C: drive = 128GB SSD, D: drive = 300GB HDD, E: drive = 1TB HDD (all discrete physical drives).
Windows 8.1 Pro.
The C: drive contains all OS and program files.
The D: drive contains data including many folders that would normally be in the C:/Users/ directory.
The E: drive is used for archival storage and local app data backups.
I want to replace the D: Drive. It’s a 6+ year old SATA 3.0 Velociraptor and I want to replace it with a new WD5000HHTZ SATA 6.0 Velociraptor. I have a USB3 > SATA docking station and don’t expect to have any trouble copying the data from the old drive to the new, but I’m a little unsure about how to actually replace the old internal drive with the new one without suffering some “drive identity” grief.
The new drive will probably be drive H: while it’s plugged into the SATA docking station and I’m copying data to it, but it needs to be recognized as drive D: when I physically replace the old internal drive with it. In an ideal world Windows would automatically do that if I use the same SATA port as the old drive is plugged into, but I seem to recall having to deal with a nightmare the last time I assumed that would happen (Intel X48 - Windows Vista).
So can anyone tell me how to do this drive swap intellegently (read: with a minimum amount of grief)? I would prefer to do it without having to play musical chairs with the drive letters after I swap the drives. I also don’t want to break Windows 8.1 because it suddenly can’t find drive D: and the folders that would normally be in C:/Users/.
Hi well if it is plugged into the same sata port as the 300 gig raptor it should work I stress should. If not you are going to have to go into disk management and right click the drive and change the drive letter and path to D and really that only takes a few minutes. Every time I reinstall I rename one to F drive as all my play lists point to that drive and the songs folders on the drive.

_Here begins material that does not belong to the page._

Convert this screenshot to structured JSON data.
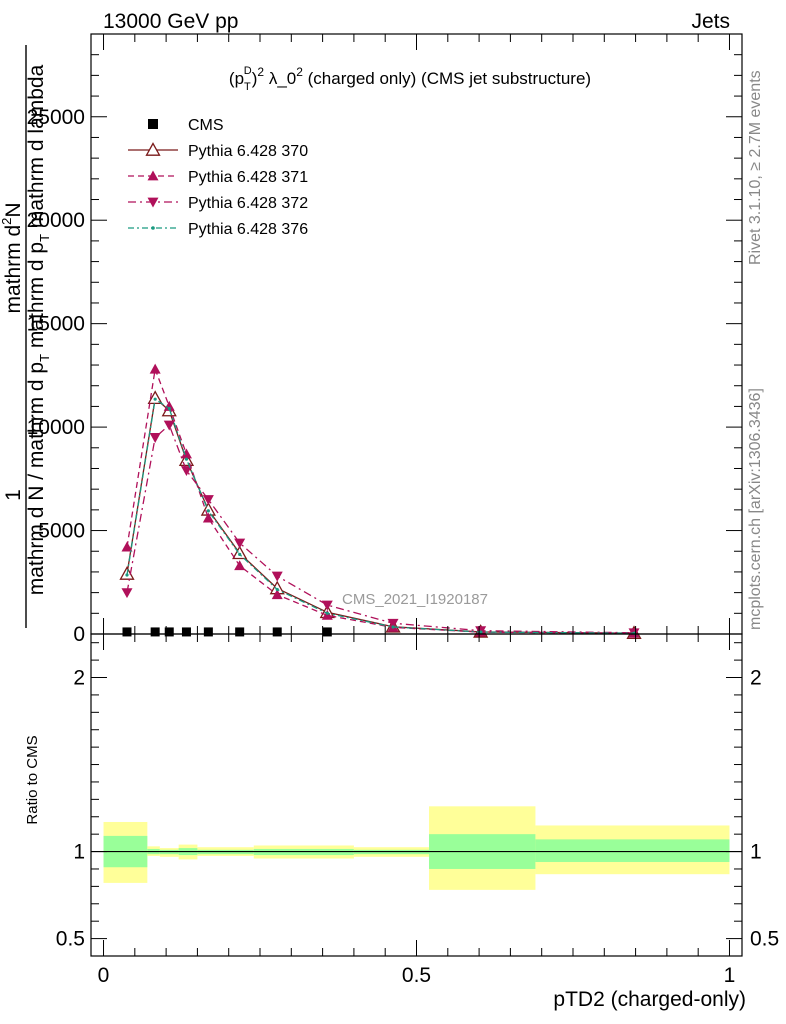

Ok, here’s what happened: I cloned the drive I want to replace using the next drive letter in sequence (H). Then I swapped SATA ports for the two drives so the new drive was plugged into what was the original D drive port and the old drive was plugged into the H drive port and the new drive was still H and the old drive was still D. So I had to use the Disk Management console to swap drive letters and to err on the side of caution I restarted the sytem, and the new drive is finally my D drive.
The bottom line is once you assign a drive letter to a drive it will retain that drive letter regardless of what SATA port you plug the drive into. That’s how it works with the Z87 chipset, anyway, and it’s probably standard because my X48 board did the same thing.
The reason I was so concerned is I’ve moved many of my User folders like My Documents, Start Menu, and my Library folders from C:/Users/ to D (to reduce writes to my SSD C: drive) and I was afraid that Windows either wouldn’t let me break that connection or it would go weird on me because the OS couldn’t find those folders. But the brief period I had no D: drive didn’t seem to have any effect, however I’ll bet things would have gotten real weird if I had tried to start the computer and log on without a D drive.
Hi yes but if you had only plugged in the new drive for first boot it would have been D as that would have been the next free drive letter.